Variance of ancestry under a single-admixture scenario as a function of the assortative mating parameter c_11,0. (A) Autosomes, $\mathbb{V}\left[H_{1,g,\delta }^A\right]$. (B) X chromosomes in a female, $\mathbb{V}\left[H_{1,g,f}^X\right]$. (C) X chromosomes in a male, $\mathbb{V}\left[H_{1,g,m}^X\right]$. In each panel, the variance is plotted over the range of c_11,0, [−0.25, 0.25], for values of g between 1 and 6 (from darkest to lightest gray), with $s_{1,0}^f=s_{1,0}^m=0.5$, using eqs. (41), (43), and (44).

Figure 5:

Variance of ancestry under a constant-admixture scenario with assortative mating in producing g ≥ 2. (A) Autosomes, $\mathbb{V}\left[H_{1,g,\delta }^A\right]$. (B) X chromosomes in a female, $\mathbb{V}\left[H_{1,g,f}^X\right]$. (C) X chromosomes in a male, $\mathbb{V}\left[H_{1,g,m}^X\right]$. Each panel considers positive assortative mating (greens), negative assortative mating (purples), and random mating (black dashed). The plots use eqs. (20), (21), and (29)–(32).
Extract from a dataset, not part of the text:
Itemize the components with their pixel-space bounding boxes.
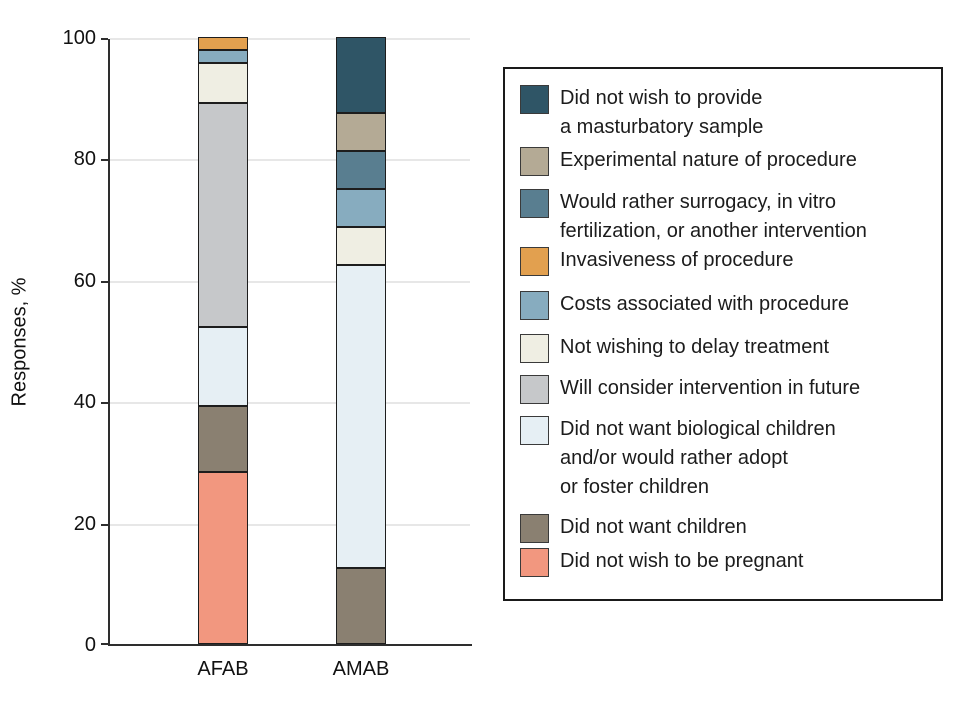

We fix c₁₁ = c₂₂ and c_1h = 0, with $s_1^f=s_1^m=s_2^f=s_2^m=0.2$. For initial conditions, $s_{1,0}^f=s_{1,0}^m=s_{2,0}^f=s_{2,0}^m=0.5$ and c_11,0 = 0. Positive assortative mating increases the variance relative to a randomly mating population, whereas negative assortative mating decreases it.

Figure 6:

Example of the variance of ancestry under a constant-admixture scenario with assortative mating in producing g ≥ 2 when populations are allowed to differ in the direction of their mating preference. (A) Autosomes, $\mathbb{V}\left[H_{1,g,\delta }^A\right]$. (B) X chromosomes in a female, $\mathbb{V}\left[H_{1,g,f}^X\right]$. (C) X chromosomes in a male, $\mathbb{V}\left[H_{1,g,m}^X\right]$. In all scenarios, populations S₁ and H experience positive assortative mating, c₁₁,c_hh = 0.02. Green curves show a scenario in which S₂ also experiences positive assortative mating, c₂₂ = 0.06; purple curves show a scenario in which S₂ experiences negative assortative mating, c₂₂ = −0.04. The scenario of random mating with the same contribution parameters is the black dashed line. The plots use eqs. (20), (21), and (29)–(32). We set $s_1^f=s_1^m=s_2^f=s_2^m=0.2$, and use initial conditions $s_{1,0}^f=s_{1,0}^m=s_{2,0}^f=s_{2,0}^m=0.5$ and c_11,0 = 0. In this example, negative assortative mating in S₂ offsets the positive assortative mating in S₁ and H, producing lower variances of admixture in S₁, $\mathbb{V}\left[H_{1,g,\delta }^{\gamma }\right]$, in the assortatively mating population than in the randomly mating population.

Figure 7:

Timing of admixture under assortative mating. The number of generations since admixture, g, for a single admixture event is plotted as a function of c_11,0 using the variance in autosomal admixture, eq. (51), with V ^A = 0.0625 and $s_{1,0}^s=s_{1,0}^m=0.5$. The plot traverses the range of possible c_11,0 values for g ≥ 0. Recalling that the values of the c_ij,0 are bounded such that the probability of each given parental pairing takes its values in the interval [0, 1], and such that each probability is no greater than the probability of one of its constituent components, for c_11,0 > 0, we have $c_{11,0}\le \text{min}\left(s_{1,0}^f,s_{1,0}^m\right)-s_{1,0}^f{s}_{1,0}^m$. In this case, c_11,0 ≤ 0.25. For c_11,0 < 0, we have $c_{11,0}\ge s_{1,0}^f{s}_{1,0}^m$. In this case, we have c_11,0 ≥ −0.25. However, g cannot be negative; therefore, in this case, we truncate the domain at the value of c_11,0 that produces g = 0. The value of g for a randomly mating population with the same contributions and variance is shown in the dashed line.